After reading some of the reviews floating around the internet, I was a bit skeptical coming in to see Tucker Max’s new film “I Hope They Serve Beer in Hell.” Entering the Arclight Dome, I nearly ate shit trying to climb up to the press section on my crutches. Great start. Luckily a cute usher came to my aid, and I got a healthy view of cleavage for my efforts with none of the guilt. And handicapped people think they have it rough.
Without giving too much away, the story centers around three friends Tucker (Matt Czuchry), Drew (Jesse Bradford), and Dan (Geoff Stults) who set off to the holy grail of strip clubs to give the soon-to-be groom, Dan, a bachelor party before he exchanges vows with his adorable fiance Kristy (Keri Lynn Pratt).

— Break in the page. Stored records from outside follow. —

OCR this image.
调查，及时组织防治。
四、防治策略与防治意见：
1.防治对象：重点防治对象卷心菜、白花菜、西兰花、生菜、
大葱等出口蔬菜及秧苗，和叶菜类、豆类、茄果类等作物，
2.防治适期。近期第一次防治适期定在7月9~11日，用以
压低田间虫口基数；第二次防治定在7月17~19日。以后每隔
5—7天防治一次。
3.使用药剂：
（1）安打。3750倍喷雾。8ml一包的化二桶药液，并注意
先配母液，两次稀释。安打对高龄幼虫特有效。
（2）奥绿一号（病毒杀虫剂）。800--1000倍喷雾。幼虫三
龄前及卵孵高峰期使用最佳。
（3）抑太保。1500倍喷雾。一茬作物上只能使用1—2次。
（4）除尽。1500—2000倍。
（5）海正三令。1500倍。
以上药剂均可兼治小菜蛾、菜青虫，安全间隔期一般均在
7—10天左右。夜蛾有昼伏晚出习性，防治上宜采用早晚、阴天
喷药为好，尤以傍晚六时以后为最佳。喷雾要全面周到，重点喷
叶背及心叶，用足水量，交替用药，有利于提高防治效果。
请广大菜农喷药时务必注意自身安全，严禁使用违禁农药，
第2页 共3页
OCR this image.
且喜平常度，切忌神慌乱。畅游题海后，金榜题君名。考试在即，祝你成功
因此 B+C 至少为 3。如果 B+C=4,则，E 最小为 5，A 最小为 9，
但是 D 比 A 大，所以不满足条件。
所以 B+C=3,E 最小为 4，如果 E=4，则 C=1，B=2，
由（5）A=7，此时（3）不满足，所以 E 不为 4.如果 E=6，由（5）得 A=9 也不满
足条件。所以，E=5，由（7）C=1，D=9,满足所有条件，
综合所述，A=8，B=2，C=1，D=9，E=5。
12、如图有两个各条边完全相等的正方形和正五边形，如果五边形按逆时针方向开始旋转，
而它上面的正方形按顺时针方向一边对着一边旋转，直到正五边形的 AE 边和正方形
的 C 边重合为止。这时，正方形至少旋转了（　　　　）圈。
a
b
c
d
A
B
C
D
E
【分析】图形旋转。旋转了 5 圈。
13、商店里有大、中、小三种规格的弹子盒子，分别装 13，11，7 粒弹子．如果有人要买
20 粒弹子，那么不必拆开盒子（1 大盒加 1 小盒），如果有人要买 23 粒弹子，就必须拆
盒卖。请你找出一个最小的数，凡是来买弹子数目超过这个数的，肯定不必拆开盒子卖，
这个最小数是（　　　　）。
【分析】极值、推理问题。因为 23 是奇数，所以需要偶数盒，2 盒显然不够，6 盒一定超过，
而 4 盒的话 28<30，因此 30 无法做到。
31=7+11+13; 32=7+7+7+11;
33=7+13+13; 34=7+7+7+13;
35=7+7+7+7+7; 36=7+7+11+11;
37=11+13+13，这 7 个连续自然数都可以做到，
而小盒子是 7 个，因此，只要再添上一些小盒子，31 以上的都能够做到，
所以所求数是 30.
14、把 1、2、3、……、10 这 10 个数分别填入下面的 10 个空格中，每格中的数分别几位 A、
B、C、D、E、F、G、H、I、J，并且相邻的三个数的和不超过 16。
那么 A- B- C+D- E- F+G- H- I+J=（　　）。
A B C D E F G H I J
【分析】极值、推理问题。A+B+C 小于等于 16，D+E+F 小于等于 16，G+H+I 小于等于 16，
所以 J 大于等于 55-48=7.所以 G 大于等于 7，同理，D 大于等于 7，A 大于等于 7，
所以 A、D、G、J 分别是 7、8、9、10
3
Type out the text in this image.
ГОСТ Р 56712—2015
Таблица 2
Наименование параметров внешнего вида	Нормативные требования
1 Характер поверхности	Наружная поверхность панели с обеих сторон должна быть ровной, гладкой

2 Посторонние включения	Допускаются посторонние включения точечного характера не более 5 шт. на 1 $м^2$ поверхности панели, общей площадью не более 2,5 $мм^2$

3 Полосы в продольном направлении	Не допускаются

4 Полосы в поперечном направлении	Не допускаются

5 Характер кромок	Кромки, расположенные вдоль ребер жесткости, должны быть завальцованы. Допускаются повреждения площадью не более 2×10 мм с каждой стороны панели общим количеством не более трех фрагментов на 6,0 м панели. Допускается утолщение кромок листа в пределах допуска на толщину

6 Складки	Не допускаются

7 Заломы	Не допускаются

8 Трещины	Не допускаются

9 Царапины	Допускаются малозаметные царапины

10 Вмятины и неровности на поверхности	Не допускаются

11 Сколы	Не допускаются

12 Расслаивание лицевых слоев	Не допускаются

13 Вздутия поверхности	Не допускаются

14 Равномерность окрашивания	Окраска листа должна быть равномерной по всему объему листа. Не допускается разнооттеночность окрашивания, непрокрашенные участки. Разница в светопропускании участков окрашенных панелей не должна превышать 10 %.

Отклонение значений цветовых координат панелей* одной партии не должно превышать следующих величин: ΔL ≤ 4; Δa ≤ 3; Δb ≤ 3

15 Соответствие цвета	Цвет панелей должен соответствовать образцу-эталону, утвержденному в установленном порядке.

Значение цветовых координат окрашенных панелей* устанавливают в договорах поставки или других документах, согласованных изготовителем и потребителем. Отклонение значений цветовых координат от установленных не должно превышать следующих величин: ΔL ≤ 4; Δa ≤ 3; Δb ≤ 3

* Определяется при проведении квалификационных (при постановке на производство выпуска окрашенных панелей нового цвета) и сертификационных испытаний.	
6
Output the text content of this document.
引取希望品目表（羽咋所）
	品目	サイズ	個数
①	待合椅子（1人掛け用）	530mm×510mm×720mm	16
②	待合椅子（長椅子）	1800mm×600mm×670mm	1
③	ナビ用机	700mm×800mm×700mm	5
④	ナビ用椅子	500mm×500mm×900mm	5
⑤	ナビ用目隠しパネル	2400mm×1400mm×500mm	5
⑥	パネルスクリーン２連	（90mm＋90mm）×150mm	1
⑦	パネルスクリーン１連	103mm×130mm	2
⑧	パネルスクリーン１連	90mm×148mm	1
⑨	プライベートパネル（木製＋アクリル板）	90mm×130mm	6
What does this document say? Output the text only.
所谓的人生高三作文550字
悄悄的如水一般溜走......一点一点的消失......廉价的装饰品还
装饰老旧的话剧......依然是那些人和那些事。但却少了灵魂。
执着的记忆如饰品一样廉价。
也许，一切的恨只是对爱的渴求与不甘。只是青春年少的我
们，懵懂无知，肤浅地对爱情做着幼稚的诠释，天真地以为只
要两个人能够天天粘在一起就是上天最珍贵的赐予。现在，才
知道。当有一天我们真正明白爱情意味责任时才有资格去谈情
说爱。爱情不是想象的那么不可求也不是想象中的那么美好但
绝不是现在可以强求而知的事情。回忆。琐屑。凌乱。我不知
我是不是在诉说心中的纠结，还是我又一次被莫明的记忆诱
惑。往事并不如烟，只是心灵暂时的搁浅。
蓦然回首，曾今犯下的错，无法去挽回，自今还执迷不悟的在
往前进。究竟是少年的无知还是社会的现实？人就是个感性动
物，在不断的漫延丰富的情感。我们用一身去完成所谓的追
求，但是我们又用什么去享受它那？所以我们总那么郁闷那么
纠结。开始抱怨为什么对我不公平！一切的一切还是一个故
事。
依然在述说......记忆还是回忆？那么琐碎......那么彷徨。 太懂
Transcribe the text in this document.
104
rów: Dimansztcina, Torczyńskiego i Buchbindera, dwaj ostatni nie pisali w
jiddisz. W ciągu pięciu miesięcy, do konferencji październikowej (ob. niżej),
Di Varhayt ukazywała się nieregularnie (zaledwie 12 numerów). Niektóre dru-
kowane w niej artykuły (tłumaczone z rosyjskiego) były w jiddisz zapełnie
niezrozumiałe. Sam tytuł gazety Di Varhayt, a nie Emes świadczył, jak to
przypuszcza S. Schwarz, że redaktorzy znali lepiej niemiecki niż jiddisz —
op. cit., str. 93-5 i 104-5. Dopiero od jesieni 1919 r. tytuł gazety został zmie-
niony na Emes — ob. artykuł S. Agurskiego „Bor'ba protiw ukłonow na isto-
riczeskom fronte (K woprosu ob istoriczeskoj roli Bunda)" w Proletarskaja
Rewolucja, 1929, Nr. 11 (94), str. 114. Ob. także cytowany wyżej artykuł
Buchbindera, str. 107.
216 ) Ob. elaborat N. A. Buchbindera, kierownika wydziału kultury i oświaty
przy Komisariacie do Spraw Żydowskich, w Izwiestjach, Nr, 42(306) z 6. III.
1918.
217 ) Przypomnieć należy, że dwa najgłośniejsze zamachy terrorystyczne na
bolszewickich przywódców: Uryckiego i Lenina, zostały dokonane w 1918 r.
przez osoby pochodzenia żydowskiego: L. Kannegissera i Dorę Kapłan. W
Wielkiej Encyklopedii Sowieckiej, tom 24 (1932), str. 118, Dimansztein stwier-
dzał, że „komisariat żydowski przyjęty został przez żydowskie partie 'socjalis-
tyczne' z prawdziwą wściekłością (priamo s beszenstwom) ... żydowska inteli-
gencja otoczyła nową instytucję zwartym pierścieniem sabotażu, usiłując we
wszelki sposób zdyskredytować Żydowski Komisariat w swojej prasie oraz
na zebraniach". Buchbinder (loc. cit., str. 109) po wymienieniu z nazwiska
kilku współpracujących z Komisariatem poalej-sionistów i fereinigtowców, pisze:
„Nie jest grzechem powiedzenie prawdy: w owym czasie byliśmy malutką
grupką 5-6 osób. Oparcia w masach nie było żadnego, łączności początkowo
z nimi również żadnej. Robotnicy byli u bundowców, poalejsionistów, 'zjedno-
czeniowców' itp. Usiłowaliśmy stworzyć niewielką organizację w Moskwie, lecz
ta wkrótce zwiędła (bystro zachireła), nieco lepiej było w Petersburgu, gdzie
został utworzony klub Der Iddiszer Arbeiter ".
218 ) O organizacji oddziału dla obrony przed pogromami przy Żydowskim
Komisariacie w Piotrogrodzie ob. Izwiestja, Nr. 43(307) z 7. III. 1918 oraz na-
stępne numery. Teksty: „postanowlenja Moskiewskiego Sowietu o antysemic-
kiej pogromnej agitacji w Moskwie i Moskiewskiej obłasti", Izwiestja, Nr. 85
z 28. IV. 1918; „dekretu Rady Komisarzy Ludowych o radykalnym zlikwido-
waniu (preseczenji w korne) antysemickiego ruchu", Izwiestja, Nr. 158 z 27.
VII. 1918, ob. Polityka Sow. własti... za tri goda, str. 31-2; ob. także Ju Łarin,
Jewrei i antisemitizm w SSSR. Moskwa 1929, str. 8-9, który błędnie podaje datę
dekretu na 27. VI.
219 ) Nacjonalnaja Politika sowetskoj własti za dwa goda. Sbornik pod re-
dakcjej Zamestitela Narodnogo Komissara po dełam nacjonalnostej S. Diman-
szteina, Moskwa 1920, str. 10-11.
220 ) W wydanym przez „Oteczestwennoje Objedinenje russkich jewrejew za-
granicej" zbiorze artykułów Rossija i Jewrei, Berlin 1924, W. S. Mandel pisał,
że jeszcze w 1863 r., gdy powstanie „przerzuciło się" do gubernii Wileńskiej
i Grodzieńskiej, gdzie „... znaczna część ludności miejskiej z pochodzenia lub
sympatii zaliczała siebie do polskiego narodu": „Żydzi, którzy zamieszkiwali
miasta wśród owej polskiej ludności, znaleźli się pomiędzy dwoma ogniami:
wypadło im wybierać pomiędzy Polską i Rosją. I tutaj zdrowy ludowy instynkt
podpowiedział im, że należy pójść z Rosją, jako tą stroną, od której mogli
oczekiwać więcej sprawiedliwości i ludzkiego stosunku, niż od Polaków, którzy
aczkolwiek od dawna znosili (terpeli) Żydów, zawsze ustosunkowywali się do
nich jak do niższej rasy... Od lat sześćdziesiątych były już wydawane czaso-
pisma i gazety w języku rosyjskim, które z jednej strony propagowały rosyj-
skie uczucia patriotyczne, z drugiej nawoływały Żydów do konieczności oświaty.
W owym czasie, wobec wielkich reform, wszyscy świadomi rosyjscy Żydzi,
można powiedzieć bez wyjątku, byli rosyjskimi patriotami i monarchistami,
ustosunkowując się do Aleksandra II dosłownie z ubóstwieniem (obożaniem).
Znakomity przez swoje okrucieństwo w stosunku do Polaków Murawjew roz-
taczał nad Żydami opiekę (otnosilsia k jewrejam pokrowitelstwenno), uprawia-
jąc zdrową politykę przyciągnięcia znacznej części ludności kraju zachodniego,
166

Jesse Bradford absolutely stole the show. Drew’s constant barrage of one-liners reminded me of a nerdy, woman-hating Don Rickles. His quick wit is matched only by stripper Lara (Marika Dominczyk) who seems to be the only one to effectively put him in his place.
Czuchry and Stults equally delivered with their performances, the latter carefully acting to counter-balance the former’s raging narcissism. Though most college men wish they could be Tucker, more probably identify with Dan who manages to have fun while being in monogamous relationship.
What I soon learned was that critics who had reviewed the film neglected the most important part of the viewing experience. Was the film funny? Absolutely and undeniably. It accomplished what it set out to do: make the audience hurt with laughter, rarely leaving time for them to breathe.
Max has already caught the attention of feminist groups on his premiere tour. The ironic part about their insistence to protest a film they haven’t seen is that their viewpoint of Max is clearly articulated and framed within the narrative. Many of the female characters reject and call out Tucker for being a misogynist asshole. Two in particular get their sweet revenge, leading to one of the most epic shit scenes in film history (an oft-ignored cinematic staple).
The one disappointing aspect of the premiere experience was the question and answer session. Some of questions had to be among the worst on tour (“Do you get emails about Tucker Max death mix?” “Can you re-enact the Tucker/Slingblade dialog from the book?” “Can we see your ass?”… asked by a dude). Luckily M.C. Bill Dawes was able to save the sinking ship by humorously deflecting the lame requests.
I wanted to hear Tucker expand more on the unique approach to making and releasing the film. Few times has an independent film with broad comic appeal seen wide release and even fewer have seen box office success. The fact that he’s opted not to go the traditional distribution route but instead chosen to self-release makes it all the more remarkable. But make no mistake, if Tucker is successful in his approach, he could be to film what Trent Reznor is to the music industry.
Tucker and Nils mentioned that they had plans for sequels with everyone in the cast signed on with the exception of Bradford. I can’t really blame Jesse though, his role made the film and he’s going to be looking for a huge payday after the final box office receipts have been tallied. He’d be worth every penny.
Additional highlights include:
-Drew Curtis of Fark referencing the Glenn Beck 1990 rape joke of which a handful in the crowd got.
–Mark Ebner’s catcalls from the press gallery.
-An Armenian apologizing for the existence of Glendale. Long overdue, I might add.
*It’s a well known fact that every movie review title must contain an oh-so-clever pun. Hey, I don’t make the rules.